9 stars 6 forks source link

Formulate a Stand-off Text Annotation Model #137

Closed proycon closed 1 year ago

proycon commented 1 year ago

In the scope of FAIR Annotation, we started formulating a Stand-off Text Annotation Model (STAM) which could serve as the low-level and standalone foundation for various applications that deal with text annotation, and as a solution for researchers/developers to use with their own annotation paradigms (whatever they may be).

The project can be found here: https://github.com/annotation/stam (note that at this point everything is still very fresh and subject to change at any time!). It is currently being discussed internally at KNAW HuC's "Team Text" as we are in the initial conceptual phase, but of course everybody is welcome to comment and join in. Please comment in this thread what you think of such a project (or just leave a thumbs-up or thumbs-down if you want to be brief).

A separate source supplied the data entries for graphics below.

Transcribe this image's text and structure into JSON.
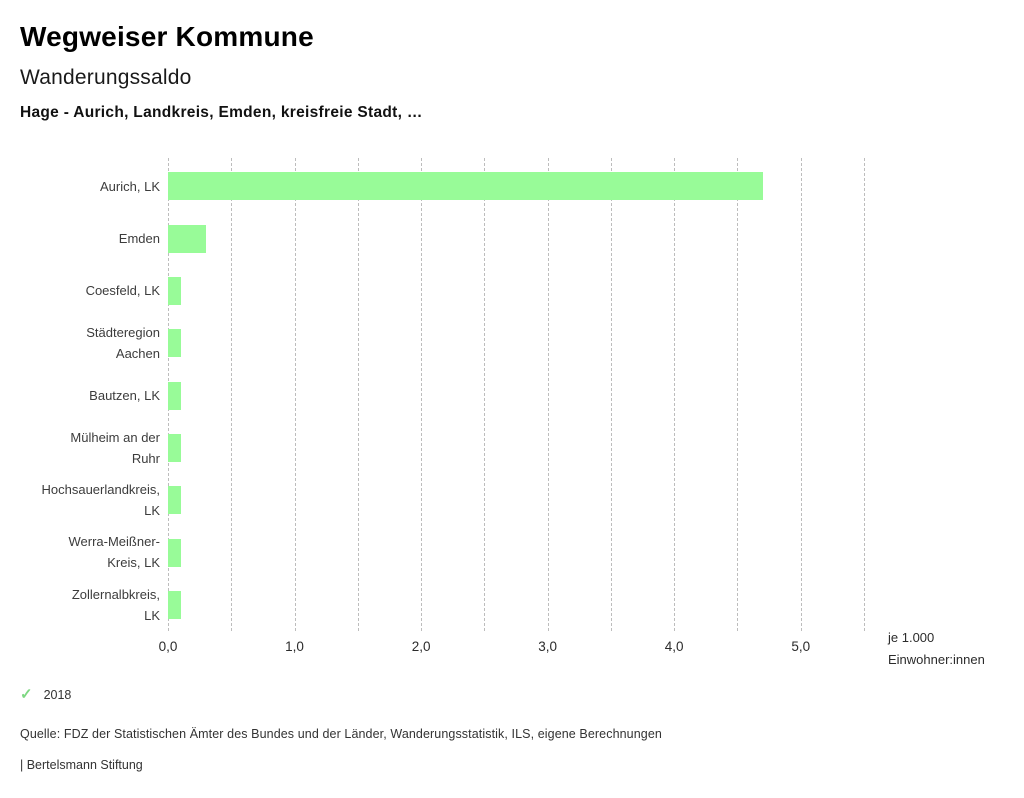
{
  "header": {
    "app_title": "Wegweiser Kommune"
  },
  "chart_data": {
    "type": "bar",
    "orientation": "horizontal",
    "title": "Wanderungssaldo",
    "subtitle": "Hage - Aurich, Landkreis, Emden, kreisfreie Stadt, …",
    "categories": [
      "Aurich, LK",
      "Emden",
      "Coesfeld, LK",
      "Städteregion Aachen",
      "Bautzen, LK",
      "Mülheim an der Ruhr",
      "Hochsauerlandkreis, LK",
      "Werra-Meißner-Kreis, LK",
      "Zollernalbkreis, LK"
    ],
    "category_lines": [
      [
        "Aurich, LK"
      ],
      [
        "Emden"
      ],
      [
        "Coesfeld, LK"
      ],
      [
        "Städteregion",
        "Aachen"
      ],
      [
        "Bautzen, LK"
      ],
      [
        "Mülheim an der",
        "Ruhr"
      ],
      [
        "Hochsauerlandkreis,",
        "LK"
      ],
      [
        "Werra-Meißner-",
        "Kreis, LK"
      ],
      [
        "Zollernalbkreis,",
        "LK"
      ]
    ],
    "series": [
      {
        "name": "2018",
        "values": [
          4.7,
          0.3,
          0.1,
          0.1,
          0.1,
          0.1,
          0.1,
          0.1,
          0.1
        ]
      }
    ],
    "xlabel": "je 1.000 Einwohner:innen",
    "xlabel_lines": [
      "je 1.000",
      "Einwohner:innen"
    ],
    "xlim": [
      0,
      5.5
    ],
    "xticks": [
      {
        "value": 0,
        "label": "0,0"
      },
      {
        "value": 1,
        "label": "1,0"
      },
      {
        "value": 2,
        "label": "2,0"
      },
      {
        "value": 3,
        "label": "3,0"
      },
      {
        "value": 4,
        "label": "4,0"
      },
      {
        "value": 5,
        "label": "5,0"
      }
    ],
    "gridline_step": 0.5,
    "grid": "vertical-dotted",
    "legend_position": "bottom-left"
  },
  "icons": {
    "legend_check": "✓"
  },
  "colors": {
    "bar": "#98fb98",
    "legend_check": "#7ed882",
    "grid": "#bdbdbd",
    "text": "#333333"
  },
  "footer": {
    "source": "Quelle: FDZ der Statistischen Ämter des Bundes und der Länder, Wanderungsstatistik, ILS, eigene Berechnungen",
    "branding": "| Bertelsmann Stiftung"
  }
}
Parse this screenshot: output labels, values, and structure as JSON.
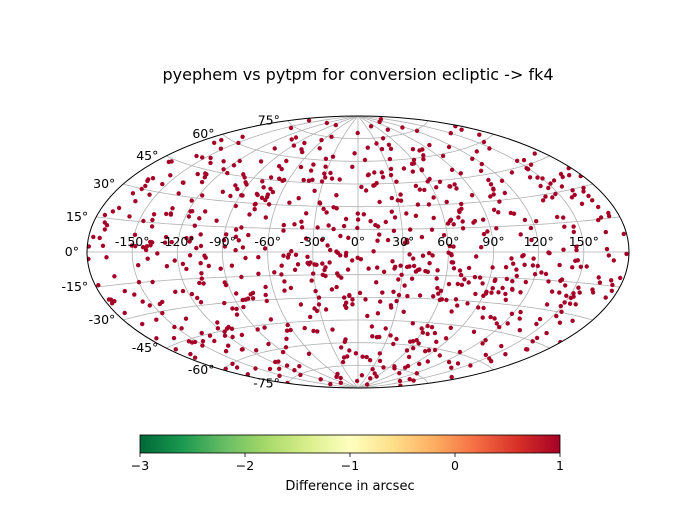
{
  "chart_data": {
    "type": "scatter",
    "projection": "aitoff",
    "title": "pyephem vs pytpm for conversion ecliptic -> fk4",
    "xlabel": "",
    "ylabel": "",
    "grid": true,
    "longitude_tick_labels": [
      "-150°",
      "-120°",
      "-90°",
      "-60°",
      "-30°",
      "0°",
      "30°",
      "60°",
      "90°",
      "120°",
      "150°"
    ],
    "latitude_tick_labels": [
      "-75°",
      "-60°",
      "-45°",
      "-30°",
      "-15°",
      "0°",
      "15°",
      "30°",
      "45°",
      "60°",
      "75°"
    ],
    "point_color": "#a50026",
    "point_count": 800,
    "point_value_approx": 0.95,
    "colorbar": {
      "label": "Difference in arcsec",
      "range": [
        -3,
        1
      ],
      "ticks": [
        "−3",
        "−2",
        "−1",
        "0",
        "1"
      ],
      "colormap": "RdYlGn_r",
      "colors": [
        "#006837",
        "#1a9850",
        "#66bd63",
        "#a6d96a",
        "#d9ef8b",
        "#ffffbf",
        "#fee08b",
        "#fdae61",
        "#f46d43",
        "#d73027",
        "#a50026"
      ]
    }
  }
}
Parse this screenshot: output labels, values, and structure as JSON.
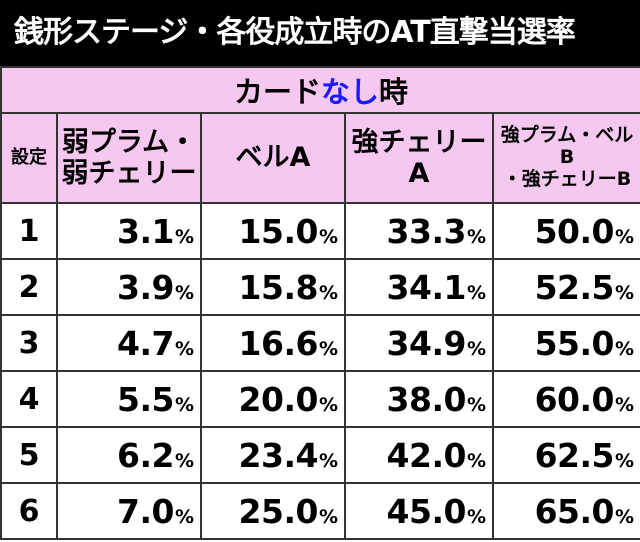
{
  "title": "銭形ステージ・各役成立時のAT直撃当選率",
  "sub_header": {
    "prefix": "カード",
    "accent": "なし",
    "suffix": "時"
  },
  "columns": {
    "setting": "設定",
    "c1": [
      "弱プラム・",
      "弱チェリー"
    ],
    "c2": [
      "ベルA"
    ],
    "c3": [
      "強チェリー",
      "A"
    ],
    "c4": [
      "強プラム・ベルB",
      "・強チェリーB"
    ]
  },
  "percent_sign": "%",
  "rows": [
    {
      "setting": "1",
      "values": [
        "3.1",
        "15.0",
        "33.3",
        "50.0"
      ]
    },
    {
      "setting": "2",
      "values": [
        "3.9",
        "15.8",
        "34.1",
        "52.5"
      ]
    },
    {
      "setting": "3",
      "values": [
        "4.7",
        "16.6",
        "34.9",
        "55.0"
      ]
    },
    {
      "setting": "4",
      "values": [
        "5.5",
        "20.0",
        "38.0",
        "60.0"
      ]
    },
    {
      "setting": "5",
      "values": [
        "6.2",
        "23.4",
        "42.0",
        "62.5"
      ]
    },
    {
      "setting": "6",
      "values": [
        "7.0",
        "25.0",
        "45.0",
        "65.0"
      ]
    }
  ],
  "colors": {
    "title_bg": "#000000",
    "header_bg": "#f6c8f0",
    "accent": "#1a1aff",
    "border": "#333333"
  }
}
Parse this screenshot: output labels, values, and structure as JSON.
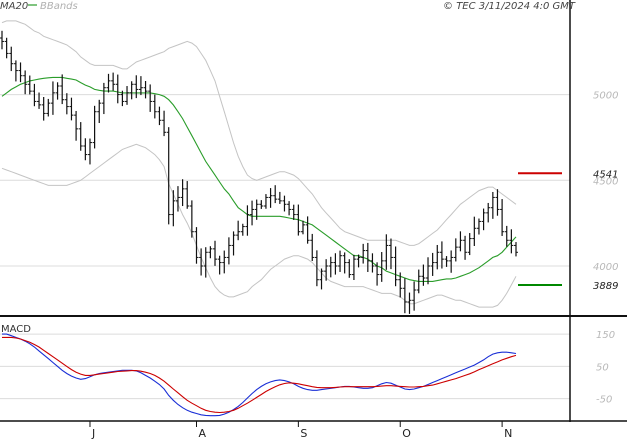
{
  "chart_data": [
    {
      "type": "candlestick",
      "legend": [
        {
          "label": "MA20",
          "color": "#2a9d2a"
        },
        {
          "label": "BBands",
          "color": "#bdbdbd"
        }
      ],
      "legend_placement": "top-left",
      "watermark": "© TEC 3/11/2024 4:0 GMT",
      "ylim": [
        3720,
        5470
      ],
      "y_ticks": [
        {
          "label": "5000",
          "value": 5000
        },
        {
          "label": "4500",
          "value": 4500
        },
        {
          "label": "4000",
          "value": 4000
        }
      ],
      "x_labels": [
        {
          "label": "J",
          "index": 19
        },
        {
          "label": "A",
          "index": 42
        },
        {
          "label": "S",
          "index": 64
        },
        {
          "label": "O",
          "index": 86
        },
        {
          "label": "N",
          "index": 108
        }
      ],
      "levels": [
        {
          "label": "4541",
          "value": 4541,
          "color": "#cc0000"
        },
        {
          "label": "3889",
          "value": 3889,
          "color": "#008800"
        }
      ],
      "close": [
        5310,
        5240,
        5180,
        5140,
        5110,
        5060,
        5020,
        4960,
        4940,
        4890,
        4950,
        5010,
        5050,
        4970,
        4930,
        4880,
        4800,
        4700,
        4650,
        4720,
        4900,
        4950,
        5040,
        5080,
        5060,
        5000,
        4960,
        5010,
        5060,
        5030,
        5040,
        5020,
        4960,
        4900,
        4850,
        4780,
        4300,
        4380,
        4400,
        4450,
        4350,
        4200,
        4050,
        4000,
        4080,
        4100,
        4040,
        4020,
        4050,
        4120,
        4180,
        4200,
        4230,
        4300,
        4330,
        4360,
        4350,
        4400,
        4410,
        4390,
        4380,
        4360,
        4330,
        4300,
        4200,
        4240,
        4150,
        4050,
        3920,
        3970,
        4000,
        4020,
        4000,
        4060,
        4020,
        3950,
        4040,
        4050,
        4090,
        4030,
        4000,
        3950,
        4030,
        4120,
        4050,
        3920,
        3870,
        3790,
        3800,
        3860,
        3940,
        3930,
        4000,
        4020,
        4080,
        4040,
        4030,
        4050,
        4110,
        4150,
        4080,
        4160,
        4220,
        4260,
        4310,
        4340,
        4400,
        4330,
        4200,
        4150,
        4120,
        4080
      ],
      "bb_upper": [
        5420,
        5430,
        5430,
        5430,
        5420,
        5410,
        5390,
        5370,
        5360,
        5340,
        5330,
        5320,
        5310,
        5300,
        5290,
        5270,
        5250,
        5220,
        5200,
        5180,
        5170,
        5170,
        5170,
        5170,
        5170,
        5160,
        5150,
        5150,
        5170,
        5190,
        5200,
        5210,
        5220,
        5230,
        5240,
        5250,
        5270,
        5280,
        5290,
        5300,
        5310,
        5300,
        5280,
        5240,
        5200,
        5140,
        5080,
        4990,
        4900,
        4810,
        4720,
        4640,
        4580,
        4530,
        4510,
        4500,
        4510,
        4520,
        4530,
        4540,
        4550,
        4550,
        4540,
        4530,
        4510,
        4480,
        4450,
        4420,
        4380,
        4340,
        4310,
        4280,
        4250,
        4220,
        4200,
        4190,
        4180,
        4170,
        4160,
        4150,
        4150,
        4150,
        4150,
        4150,
        4150,
        4150,
        4140,
        4130,
        4120,
        4120,
        4130,
        4150,
        4170,
        4190,
        4210,
        4240,
        4270,
        4300,
        4330,
        4360,
        4380,
        4400,
        4420,
        4440,
        4450,
        4460,
        4460,
        4440,
        4420,
        4400,
        4380,
        4360
      ],
      "bb_lower": [
        4570,
        4560,
        4550,
        4540,
        4530,
        4520,
        4510,
        4500,
        4490,
        4480,
        4470,
        4470,
        4470,
        4470,
        4470,
        4480,
        4490,
        4500,
        4520,
        4540,
        4560,
        4580,
        4600,
        4620,
        4640,
        4660,
        4680,
        4690,
        4700,
        4710,
        4700,
        4690,
        4670,
        4650,
        4620,
        4580,
        4480,
        4420,
        4360,
        4300,
        4250,
        4190,
        4120,
        4050,
        3990,
        3930,
        3880,
        3850,
        3830,
        3820,
        3820,
        3830,
        3840,
        3850,
        3880,
        3900,
        3920,
        3950,
        3980,
        4000,
        4020,
        4040,
        4050,
        4060,
        4060,
        4050,
        4040,
        4020,
        3990,
        3960,
        3930,
        3910,
        3900,
        3890,
        3880,
        3880,
        3880,
        3880,
        3880,
        3870,
        3860,
        3850,
        3840,
        3840,
        3840,
        3830,
        3820,
        3800,
        3780,
        3780,
        3790,
        3800,
        3810,
        3820,
        3830,
        3830,
        3820,
        3810,
        3800,
        3800,
        3790,
        3780,
        3770,
        3760,
        3760,
        3760,
        3760,
        3770,
        3800,
        3840,
        3890,
        3940
      ],
      "ma20": [
        4990,
        5010,
        5030,
        5045,
        5060,
        5070,
        5080,
        5085,
        5090,
        5095,
        5098,
        5100,
        5100,
        5100,
        5095,
        5090,
        5085,
        5070,
        5055,
        5045,
        5030,
        5025,
        5020,
        5020,
        5020,
        5015,
        5010,
        5010,
        5010,
        5010,
        5010,
        5010,
        5010,
        5005,
        5000,
        4990,
        4970,
        4940,
        4900,
        4860,
        4810,
        4760,
        4710,
        4660,
        4610,
        4570,
        4530,
        4490,
        4450,
        4420,
        4380,
        4340,
        4320,
        4300,
        4290,
        4290,
        4290,
        4290,
        4290,
        4290,
        4290,
        4285,
        4280,
        4275,
        4270,
        4260,
        4250,
        4240,
        4220,
        4200,
        4180,
        4160,
        4140,
        4120,
        4100,
        4080,
        4060,
        4060,
        4050,
        4040,
        4020,
        4000,
        3990,
        3970,
        3960,
        3950,
        3940,
        3930,
        3920,
        3915,
        3910,
        3910,
        3910,
        3910,
        3915,
        3920,
        3925,
        3925,
        3930,
        3940,
        3950,
        3960,
        3975,
        3990,
        4010,
        4030,
        4050,
        4060,
        4080,
        4110,
        4140,
        4170
      ],
      "panels": [
        {
          "type": "line",
          "title": "MACD",
          "ylim": [
            -110,
            200
          ],
          "y_ticks": [
            {
              "label": "150",
              "value": 150
            },
            {
              "label": "50",
              "value": 50
            },
            {
              "label": "-50",
              "value": -50
            }
          ],
          "series": [
            {
              "role": "macd",
              "color": "#1a2fd6",
              "values": [
                150,
                150,
                145,
                140,
                135,
                128,
                120,
                110,
                98,
                86,
                74,
                62,
                50,
                38,
                28,
                20,
                14,
                10,
                12,
                18,
                24,
                28,
                30,
                32,
                34,
                36,
                38,
                38,
                38,
                36,
                30,
                22,
                14,
                4,
                -6,
                -20,
                -40,
                -55,
                -68,
                -78,
                -86,
                -92,
                -96,
                -100,
                -102,
                -103,
                -103,
                -102,
                -98,
                -92,
                -84,
                -74,
                -62,
                -48,
                -34,
                -22,
                -12,
                -4,
                2,
                6,
                8,
                6,
                2,
                -4,
                -12,
                -18,
                -22,
                -24,
                -24,
                -22,
                -20,
                -18,
                -16,
                -14,
                -12,
                -12,
                -14,
                -16,
                -18,
                -18,
                -16,
                -10,
                -4,
                0,
                -2,
                -8,
                -14,
                -20,
                -22,
                -20,
                -16,
                -12,
                -6,
                0,
                6,
                12,
                18,
                24,
                30,
                36,
                42,
                48,
                54,
                62,
                70,
                80,
                88,
                92,
                94,
                94,
                92,
                90
              ]
            },
            {
              "role": "signal",
              "color": "#cc0000",
              "values": [
                140,
                140,
                140,
                138,
                135,
                130,
                125,
                118,
                110,
                100,
                90,
                80,
                70,
                60,
                50,
                40,
                32,
                26,
                22,
                22,
                24,
                26,
                28,
                30,
                32,
                34,
                35,
                36,
                37,
                37,
                35,
                32,
                28,
                22,
                14,
                4,
                -8,
                -20,
                -32,
                -44,
                -55,
                -64,
                -72,
                -80,
                -86,
                -90,
                -92,
                -93,
                -92,
                -90,
                -86,
                -80,
                -72,
                -64,
                -55,
                -46,
                -37,
                -28,
                -20,
                -13,
                -7,
                -3,
                -1,
                -2,
                -4,
                -7,
                -10,
                -13,
                -15,
                -16,
                -16,
                -16,
                -15,
                -14,
                -13,
                -13,
                -13,
                -13,
                -13,
                -13,
                -13,
                -12,
                -11,
                -10,
                -10,
                -11,
                -12,
                -13,
                -14,
                -14,
                -13,
                -12,
                -10,
                -8,
                -4,
                0,
                4,
                8,
                12,
                17,
                22,
                27,
                33,
                40,
                46,
                52,
                58,
                64,
                70,
                75,
                80,
                84
              ]
            }
          ]
        }
      ]
    }
  ]
}
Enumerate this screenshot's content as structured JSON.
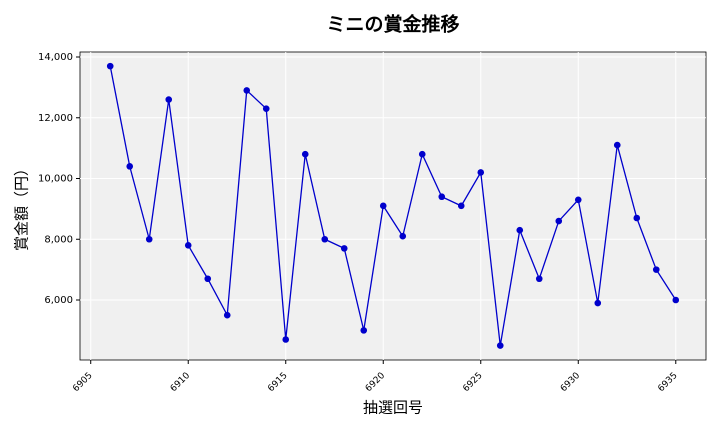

I'm envisioning a text annotation model with a high-performant low-level library implementation and a high reuse potential. It could act a central pivot model in which more complex models used in CLARIAH like FoLiA & Text Fabric, but also TEI and W3C Web Annotations could be expressed (STAM itself is agnostic to vocabularies after all). It might act as a suitable model to hold data after parsing and 'untangling' more complex models. Easy serialisation to W3C Web Annotations and therefore by definition to RDF is also one of the aims of this model (or rather of an extension of this model, RDF is not a prerequisite for STAM!).

An initial library implementation for STAM would focus on time and memory efficiency. Once we have such a solid foundation, it prevents researchers/developers having to reimplement the same thing over and over again. Instead they can benefit on a single shared library to do the heavy lifting (I'm proposing a Rust implementation with a Python binding). It should also enable some simple command-line tools to be written for basic parsing, serialisation, conversion and querying tasks.

If this projects turn out feasible, this task might eventually subsume some of the others I formulated for FAIR Annotation like proycon/folia#102 and #81, as there is overlap there.

I would suggest we also propose this idea to WP3 and WP6 after initial internal deliberations, WP5 may also be interested even though our primary focus is text.